Zhi caught her by surprise, tricked Kas into using the Scholarium’s credit line to place a bet on a mech battle she was competing in. The young pilot had debts to cover, and a rich-looking off-worlder was a perfect mark for her plan. Bet big, beat Custis and his shitty slow DreadCarl, and use the profits to get parts to improve her own mech. Nothing to it. It’s just that the House will force her to pilot mechs for them for the rest of her life if she loses this time.

Now Kas and Zhi’s fates are intertwined. Kas can’t afford to lose the Scholarium’s money, and Zhi can’t afford to lose her next fight. The two young women must pool their skills and knowledge, with everything hinging on a piece of technology that hasn’t functioned in hundreds of years. Winning against Custis and taking down the House will take everything they have, and they’ll not survive to get a second shot.
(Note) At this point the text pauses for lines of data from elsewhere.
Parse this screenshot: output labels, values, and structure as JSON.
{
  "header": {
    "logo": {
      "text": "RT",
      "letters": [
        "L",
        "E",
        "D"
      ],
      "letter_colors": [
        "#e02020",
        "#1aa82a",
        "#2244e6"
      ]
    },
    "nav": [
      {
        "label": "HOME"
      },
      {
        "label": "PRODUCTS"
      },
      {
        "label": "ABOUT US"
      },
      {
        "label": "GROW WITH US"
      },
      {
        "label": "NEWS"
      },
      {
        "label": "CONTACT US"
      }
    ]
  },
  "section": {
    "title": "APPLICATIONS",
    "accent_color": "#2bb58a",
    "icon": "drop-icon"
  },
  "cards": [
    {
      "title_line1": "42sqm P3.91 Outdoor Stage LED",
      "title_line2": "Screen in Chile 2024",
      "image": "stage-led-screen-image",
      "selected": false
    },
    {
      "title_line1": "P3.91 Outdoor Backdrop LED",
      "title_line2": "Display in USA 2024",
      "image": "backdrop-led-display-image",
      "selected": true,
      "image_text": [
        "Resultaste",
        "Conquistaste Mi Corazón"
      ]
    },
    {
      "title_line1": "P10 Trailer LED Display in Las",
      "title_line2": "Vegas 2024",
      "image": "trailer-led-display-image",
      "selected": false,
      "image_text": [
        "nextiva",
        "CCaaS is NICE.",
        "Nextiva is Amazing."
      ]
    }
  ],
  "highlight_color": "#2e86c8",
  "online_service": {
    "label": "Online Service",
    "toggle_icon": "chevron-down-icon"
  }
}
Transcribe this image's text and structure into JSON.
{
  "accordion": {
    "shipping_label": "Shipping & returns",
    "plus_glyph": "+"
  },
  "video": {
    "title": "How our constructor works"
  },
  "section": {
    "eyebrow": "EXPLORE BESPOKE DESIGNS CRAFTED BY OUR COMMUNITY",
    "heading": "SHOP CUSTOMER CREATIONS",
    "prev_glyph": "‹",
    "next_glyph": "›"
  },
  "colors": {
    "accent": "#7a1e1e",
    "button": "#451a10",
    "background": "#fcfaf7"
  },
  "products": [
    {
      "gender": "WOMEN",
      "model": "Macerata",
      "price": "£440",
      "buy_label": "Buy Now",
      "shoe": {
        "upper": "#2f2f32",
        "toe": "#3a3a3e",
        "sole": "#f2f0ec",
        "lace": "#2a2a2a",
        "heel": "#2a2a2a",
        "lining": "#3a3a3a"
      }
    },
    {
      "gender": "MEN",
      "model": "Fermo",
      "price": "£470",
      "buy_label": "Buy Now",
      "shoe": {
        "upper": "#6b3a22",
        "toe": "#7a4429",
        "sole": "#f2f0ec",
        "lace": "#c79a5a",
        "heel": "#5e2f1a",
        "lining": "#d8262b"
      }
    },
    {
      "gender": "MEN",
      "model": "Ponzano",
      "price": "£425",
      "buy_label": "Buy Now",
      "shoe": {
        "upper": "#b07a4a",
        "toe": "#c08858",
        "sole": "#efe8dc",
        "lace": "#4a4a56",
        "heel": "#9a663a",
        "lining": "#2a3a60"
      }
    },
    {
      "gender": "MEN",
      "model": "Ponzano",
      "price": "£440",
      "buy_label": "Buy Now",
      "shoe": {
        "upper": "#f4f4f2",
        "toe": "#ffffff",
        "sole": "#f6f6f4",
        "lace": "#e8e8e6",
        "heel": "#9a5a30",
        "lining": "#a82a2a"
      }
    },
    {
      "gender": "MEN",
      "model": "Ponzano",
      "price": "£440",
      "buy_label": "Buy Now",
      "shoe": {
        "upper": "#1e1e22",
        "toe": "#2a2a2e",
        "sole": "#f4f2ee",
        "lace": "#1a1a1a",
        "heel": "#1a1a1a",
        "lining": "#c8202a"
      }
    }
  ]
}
Hard Reboot is a fast-paced novella from Django Wexler, author of The Forbidden Library series. The worldbuilding is incredibly deep in a handful of paragraphs, with hints about what happened to the Earth in the intervening centuries. The mech battles have a weight to them that lets you feel each collision. The development of the bond between Kas and Zhi is spectacular, too, with neither of them knowing how to interact with each other at the outset. I raced through the book in a couple of hours and was left hungry for more.

Django Wexler’s Hard Reboot is available on May 25th. My utmost thanks to Netgalley and Tor.com for the eARC in exchange for a fair review.